Darn nice! Congrats on a cool idea!
Jeff


----------



## pmirl

Thanks rtbeuke and Jeff. The Munsters are next!


----------



## John P

Brilliant idea!


----------



## pmirl

Thanks John!


----------



## aurora fan

This is great! Thanks for sharing


----------



## SJF

That came out great. Fantastic job! :thumbsup:

Sean


----------



## pmirl

Thanks Aurora Fan and Sean.


----------



## rhinooctopus

*3 Stooges*

I concur with everybody...Nice Concept!

Phil K


----------



## pmirl

Thanks Phil.


----------



## ChrisW

Great concept!


----------



## pmirl

Thanks Chris!


----------



## gmaiocco

Great concept and re-pose of the Aurora Mummy.


----------



## MonsterModelMan

Love it!
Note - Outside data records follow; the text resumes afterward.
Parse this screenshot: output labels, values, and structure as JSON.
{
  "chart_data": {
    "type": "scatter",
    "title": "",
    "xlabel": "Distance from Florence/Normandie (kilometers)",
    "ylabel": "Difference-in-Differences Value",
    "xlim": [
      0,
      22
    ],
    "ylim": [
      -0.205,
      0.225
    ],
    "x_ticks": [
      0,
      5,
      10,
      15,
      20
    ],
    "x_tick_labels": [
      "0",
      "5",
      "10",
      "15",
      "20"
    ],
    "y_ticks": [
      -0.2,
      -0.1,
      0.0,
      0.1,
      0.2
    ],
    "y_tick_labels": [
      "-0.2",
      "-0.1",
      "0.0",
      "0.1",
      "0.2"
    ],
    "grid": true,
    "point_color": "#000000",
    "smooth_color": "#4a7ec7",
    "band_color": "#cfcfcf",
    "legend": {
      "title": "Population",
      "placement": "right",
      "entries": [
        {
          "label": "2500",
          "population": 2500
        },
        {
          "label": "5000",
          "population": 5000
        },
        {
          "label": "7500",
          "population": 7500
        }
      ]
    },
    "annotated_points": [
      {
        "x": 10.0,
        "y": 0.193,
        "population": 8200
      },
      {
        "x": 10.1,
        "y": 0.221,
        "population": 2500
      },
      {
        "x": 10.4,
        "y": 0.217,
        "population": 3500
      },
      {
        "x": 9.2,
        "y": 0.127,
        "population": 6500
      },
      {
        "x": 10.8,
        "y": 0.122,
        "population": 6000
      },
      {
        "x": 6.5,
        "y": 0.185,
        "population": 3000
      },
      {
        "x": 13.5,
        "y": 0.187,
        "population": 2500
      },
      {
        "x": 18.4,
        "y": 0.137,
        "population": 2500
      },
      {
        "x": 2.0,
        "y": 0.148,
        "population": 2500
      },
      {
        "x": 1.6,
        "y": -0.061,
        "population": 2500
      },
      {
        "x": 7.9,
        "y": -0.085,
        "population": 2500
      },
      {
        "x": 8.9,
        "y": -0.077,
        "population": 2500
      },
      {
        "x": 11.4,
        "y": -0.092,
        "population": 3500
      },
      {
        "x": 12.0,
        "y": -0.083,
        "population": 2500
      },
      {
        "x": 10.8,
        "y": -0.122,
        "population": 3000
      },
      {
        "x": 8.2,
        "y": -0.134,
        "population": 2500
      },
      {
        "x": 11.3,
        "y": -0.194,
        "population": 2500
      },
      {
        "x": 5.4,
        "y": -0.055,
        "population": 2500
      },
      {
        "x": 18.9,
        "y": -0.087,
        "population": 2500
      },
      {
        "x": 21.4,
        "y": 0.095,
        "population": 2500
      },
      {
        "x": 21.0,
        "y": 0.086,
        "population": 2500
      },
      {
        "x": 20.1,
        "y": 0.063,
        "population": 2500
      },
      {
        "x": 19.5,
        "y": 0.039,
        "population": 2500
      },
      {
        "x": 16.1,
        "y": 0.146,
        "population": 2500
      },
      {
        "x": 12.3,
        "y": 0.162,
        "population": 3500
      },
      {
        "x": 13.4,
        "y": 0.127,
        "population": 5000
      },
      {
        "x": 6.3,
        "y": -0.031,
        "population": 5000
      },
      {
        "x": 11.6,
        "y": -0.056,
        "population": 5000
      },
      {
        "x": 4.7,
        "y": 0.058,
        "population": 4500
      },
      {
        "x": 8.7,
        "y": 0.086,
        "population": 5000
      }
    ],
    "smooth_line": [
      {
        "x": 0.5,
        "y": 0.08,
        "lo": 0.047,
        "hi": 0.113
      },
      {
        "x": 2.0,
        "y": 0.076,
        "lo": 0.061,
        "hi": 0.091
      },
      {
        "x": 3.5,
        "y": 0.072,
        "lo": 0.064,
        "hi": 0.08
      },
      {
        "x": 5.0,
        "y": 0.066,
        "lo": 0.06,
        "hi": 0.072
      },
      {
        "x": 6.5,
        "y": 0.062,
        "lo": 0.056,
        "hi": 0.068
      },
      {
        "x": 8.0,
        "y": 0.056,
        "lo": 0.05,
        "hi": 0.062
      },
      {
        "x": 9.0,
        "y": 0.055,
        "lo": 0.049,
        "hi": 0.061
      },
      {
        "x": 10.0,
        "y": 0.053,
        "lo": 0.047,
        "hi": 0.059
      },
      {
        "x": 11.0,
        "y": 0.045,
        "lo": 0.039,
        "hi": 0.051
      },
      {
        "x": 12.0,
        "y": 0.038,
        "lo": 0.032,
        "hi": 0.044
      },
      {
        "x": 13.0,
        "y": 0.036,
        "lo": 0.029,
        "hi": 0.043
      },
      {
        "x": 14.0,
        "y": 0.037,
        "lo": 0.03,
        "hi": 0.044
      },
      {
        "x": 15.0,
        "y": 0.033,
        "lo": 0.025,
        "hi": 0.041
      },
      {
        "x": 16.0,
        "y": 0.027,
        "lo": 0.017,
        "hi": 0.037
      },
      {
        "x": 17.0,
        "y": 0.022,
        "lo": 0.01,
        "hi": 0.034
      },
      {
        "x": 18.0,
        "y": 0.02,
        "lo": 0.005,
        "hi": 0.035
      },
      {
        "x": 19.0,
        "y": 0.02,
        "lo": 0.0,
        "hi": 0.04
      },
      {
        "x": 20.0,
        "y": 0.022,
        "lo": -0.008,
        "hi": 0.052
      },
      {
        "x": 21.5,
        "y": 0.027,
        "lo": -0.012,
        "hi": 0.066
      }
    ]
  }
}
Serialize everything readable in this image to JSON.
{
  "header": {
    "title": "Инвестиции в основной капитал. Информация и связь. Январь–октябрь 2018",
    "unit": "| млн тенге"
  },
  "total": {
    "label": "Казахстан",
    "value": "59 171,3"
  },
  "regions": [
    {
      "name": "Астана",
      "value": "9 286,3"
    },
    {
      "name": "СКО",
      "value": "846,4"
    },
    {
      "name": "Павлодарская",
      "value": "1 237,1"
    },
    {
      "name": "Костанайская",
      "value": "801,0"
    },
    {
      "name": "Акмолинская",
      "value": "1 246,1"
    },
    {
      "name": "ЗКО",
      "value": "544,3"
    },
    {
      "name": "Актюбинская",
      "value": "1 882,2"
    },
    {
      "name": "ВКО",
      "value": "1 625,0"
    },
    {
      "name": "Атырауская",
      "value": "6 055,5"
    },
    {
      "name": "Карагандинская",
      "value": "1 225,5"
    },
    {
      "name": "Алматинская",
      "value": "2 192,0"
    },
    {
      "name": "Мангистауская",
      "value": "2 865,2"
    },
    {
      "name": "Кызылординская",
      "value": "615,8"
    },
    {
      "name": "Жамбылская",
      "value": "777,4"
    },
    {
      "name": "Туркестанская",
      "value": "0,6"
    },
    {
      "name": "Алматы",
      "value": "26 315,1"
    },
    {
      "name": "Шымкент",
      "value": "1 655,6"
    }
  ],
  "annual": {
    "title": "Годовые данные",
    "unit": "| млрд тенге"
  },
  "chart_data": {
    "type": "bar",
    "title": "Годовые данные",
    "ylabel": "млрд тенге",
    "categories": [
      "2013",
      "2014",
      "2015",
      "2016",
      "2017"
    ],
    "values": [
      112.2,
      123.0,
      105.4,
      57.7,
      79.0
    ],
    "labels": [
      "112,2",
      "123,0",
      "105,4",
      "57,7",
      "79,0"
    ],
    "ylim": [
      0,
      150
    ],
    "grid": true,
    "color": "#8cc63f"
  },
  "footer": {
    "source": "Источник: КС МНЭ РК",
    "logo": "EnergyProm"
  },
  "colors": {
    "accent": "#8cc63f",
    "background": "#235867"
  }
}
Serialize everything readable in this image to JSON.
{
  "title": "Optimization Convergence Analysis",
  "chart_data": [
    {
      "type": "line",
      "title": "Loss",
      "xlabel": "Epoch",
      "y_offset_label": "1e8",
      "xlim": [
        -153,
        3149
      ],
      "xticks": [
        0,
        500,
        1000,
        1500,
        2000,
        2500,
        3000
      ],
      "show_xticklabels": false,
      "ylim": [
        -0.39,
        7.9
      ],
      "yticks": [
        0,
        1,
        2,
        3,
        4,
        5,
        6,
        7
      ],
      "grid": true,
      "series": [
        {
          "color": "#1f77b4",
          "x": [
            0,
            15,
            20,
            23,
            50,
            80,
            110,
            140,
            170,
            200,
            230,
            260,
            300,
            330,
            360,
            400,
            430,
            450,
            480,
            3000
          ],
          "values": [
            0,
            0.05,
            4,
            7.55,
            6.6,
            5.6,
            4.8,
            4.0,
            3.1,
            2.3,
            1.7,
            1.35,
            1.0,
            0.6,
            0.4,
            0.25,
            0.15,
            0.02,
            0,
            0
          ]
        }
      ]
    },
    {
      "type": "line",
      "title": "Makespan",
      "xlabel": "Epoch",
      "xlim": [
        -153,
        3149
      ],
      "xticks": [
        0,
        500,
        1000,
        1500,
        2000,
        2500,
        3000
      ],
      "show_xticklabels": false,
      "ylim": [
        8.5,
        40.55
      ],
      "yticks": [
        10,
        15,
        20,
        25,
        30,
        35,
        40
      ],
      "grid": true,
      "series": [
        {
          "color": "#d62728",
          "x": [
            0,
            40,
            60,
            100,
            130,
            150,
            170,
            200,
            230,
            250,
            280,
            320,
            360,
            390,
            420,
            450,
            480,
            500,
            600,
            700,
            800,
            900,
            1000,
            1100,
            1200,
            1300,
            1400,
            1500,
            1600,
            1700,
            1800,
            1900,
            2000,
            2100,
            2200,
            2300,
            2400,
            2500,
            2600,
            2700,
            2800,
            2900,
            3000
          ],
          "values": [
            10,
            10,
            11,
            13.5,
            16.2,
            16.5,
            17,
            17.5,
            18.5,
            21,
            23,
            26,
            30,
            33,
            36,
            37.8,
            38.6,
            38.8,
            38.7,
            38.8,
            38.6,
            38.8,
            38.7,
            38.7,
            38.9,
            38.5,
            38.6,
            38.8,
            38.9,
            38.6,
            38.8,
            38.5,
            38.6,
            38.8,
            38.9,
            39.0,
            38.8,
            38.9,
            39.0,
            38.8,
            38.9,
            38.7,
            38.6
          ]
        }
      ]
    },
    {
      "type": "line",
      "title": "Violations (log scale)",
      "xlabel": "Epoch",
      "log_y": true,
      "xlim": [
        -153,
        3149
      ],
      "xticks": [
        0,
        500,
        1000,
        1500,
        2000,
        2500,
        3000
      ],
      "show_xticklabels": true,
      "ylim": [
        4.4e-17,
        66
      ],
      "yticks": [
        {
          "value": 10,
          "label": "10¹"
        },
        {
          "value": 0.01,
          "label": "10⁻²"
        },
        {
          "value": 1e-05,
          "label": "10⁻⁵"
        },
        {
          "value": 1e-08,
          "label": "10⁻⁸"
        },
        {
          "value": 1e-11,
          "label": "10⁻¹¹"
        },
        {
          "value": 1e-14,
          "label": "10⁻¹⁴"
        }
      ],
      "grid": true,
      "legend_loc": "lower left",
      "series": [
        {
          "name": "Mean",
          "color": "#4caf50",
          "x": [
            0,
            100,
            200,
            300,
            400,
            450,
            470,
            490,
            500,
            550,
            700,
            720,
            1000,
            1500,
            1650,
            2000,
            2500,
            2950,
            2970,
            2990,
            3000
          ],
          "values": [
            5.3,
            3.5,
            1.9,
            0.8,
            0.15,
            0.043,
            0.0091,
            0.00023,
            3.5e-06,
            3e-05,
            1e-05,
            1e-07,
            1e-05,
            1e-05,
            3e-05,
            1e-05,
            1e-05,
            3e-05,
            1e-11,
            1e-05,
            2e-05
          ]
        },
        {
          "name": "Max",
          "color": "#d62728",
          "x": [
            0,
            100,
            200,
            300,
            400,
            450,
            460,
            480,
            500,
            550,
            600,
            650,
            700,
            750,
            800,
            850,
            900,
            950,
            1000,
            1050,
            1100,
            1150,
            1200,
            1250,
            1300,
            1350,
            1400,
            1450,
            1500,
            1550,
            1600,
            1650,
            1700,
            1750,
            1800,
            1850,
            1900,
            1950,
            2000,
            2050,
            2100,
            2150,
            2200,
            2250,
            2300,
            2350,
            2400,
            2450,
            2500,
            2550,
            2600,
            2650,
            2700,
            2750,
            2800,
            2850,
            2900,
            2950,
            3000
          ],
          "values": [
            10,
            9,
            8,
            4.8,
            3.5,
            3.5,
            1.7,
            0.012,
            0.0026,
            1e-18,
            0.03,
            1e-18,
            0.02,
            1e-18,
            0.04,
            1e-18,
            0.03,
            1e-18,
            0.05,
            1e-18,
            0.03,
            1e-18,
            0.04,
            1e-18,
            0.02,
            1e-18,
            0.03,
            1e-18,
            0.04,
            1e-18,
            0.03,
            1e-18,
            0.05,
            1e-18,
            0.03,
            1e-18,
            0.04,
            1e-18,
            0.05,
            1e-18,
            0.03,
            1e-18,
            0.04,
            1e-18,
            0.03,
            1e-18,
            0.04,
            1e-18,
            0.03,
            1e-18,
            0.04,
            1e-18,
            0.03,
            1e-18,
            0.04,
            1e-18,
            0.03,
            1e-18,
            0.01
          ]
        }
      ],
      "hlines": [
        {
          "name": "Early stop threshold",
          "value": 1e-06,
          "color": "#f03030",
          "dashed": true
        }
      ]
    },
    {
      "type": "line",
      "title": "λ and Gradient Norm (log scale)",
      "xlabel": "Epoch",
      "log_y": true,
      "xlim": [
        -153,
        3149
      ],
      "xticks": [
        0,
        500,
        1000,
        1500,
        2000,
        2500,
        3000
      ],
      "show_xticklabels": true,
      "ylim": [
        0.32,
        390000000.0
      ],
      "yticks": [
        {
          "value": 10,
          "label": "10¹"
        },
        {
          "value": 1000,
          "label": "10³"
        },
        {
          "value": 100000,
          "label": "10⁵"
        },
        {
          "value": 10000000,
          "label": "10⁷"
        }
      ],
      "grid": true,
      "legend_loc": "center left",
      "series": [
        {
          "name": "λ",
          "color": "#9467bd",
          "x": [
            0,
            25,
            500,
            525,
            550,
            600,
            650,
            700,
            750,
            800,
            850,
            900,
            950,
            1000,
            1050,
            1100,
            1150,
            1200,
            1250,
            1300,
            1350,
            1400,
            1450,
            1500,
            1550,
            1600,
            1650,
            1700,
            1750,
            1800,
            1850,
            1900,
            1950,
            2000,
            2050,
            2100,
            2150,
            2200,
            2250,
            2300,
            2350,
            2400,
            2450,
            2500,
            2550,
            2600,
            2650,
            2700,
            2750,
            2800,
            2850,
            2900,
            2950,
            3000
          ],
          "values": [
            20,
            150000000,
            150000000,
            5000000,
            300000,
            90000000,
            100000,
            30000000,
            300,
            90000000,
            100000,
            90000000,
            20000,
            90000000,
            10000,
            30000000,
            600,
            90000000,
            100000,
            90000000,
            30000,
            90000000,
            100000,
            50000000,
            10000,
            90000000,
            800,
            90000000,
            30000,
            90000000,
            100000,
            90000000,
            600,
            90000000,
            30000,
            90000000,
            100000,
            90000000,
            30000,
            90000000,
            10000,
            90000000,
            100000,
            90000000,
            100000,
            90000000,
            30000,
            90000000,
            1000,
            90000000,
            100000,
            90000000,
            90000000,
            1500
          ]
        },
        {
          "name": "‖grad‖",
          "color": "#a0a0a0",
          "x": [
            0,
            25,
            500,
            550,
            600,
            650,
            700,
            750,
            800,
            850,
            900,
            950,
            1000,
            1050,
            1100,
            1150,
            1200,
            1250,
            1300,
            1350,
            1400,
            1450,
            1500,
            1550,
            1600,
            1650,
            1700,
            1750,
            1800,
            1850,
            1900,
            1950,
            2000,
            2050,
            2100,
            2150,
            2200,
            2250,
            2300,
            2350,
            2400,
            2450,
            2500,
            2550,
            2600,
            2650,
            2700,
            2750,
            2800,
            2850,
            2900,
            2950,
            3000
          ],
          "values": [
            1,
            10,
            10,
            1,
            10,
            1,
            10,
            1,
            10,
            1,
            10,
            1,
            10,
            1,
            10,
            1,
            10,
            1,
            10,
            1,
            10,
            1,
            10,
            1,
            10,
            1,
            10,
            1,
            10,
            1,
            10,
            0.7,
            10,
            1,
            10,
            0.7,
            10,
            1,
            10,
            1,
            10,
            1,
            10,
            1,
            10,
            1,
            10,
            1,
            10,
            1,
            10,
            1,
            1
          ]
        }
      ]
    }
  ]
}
Nice work!

MMM


----------



## Rob P.

This is exceptional! Really nice kit bash idea and it all works great together!

Rob


----------



## Xenodyssey

I really like it. Thanks for adding the lighting effects photos. The lighting definitely adds to the atomosphere.


----------



## DarthSideous

Nice build, clean paint


----------



## Owen E Oulton

I was always a bigger fan of the Marx Bros. or Stan 'n' Ollie, but this is a great diorama. Beautiful work!


----------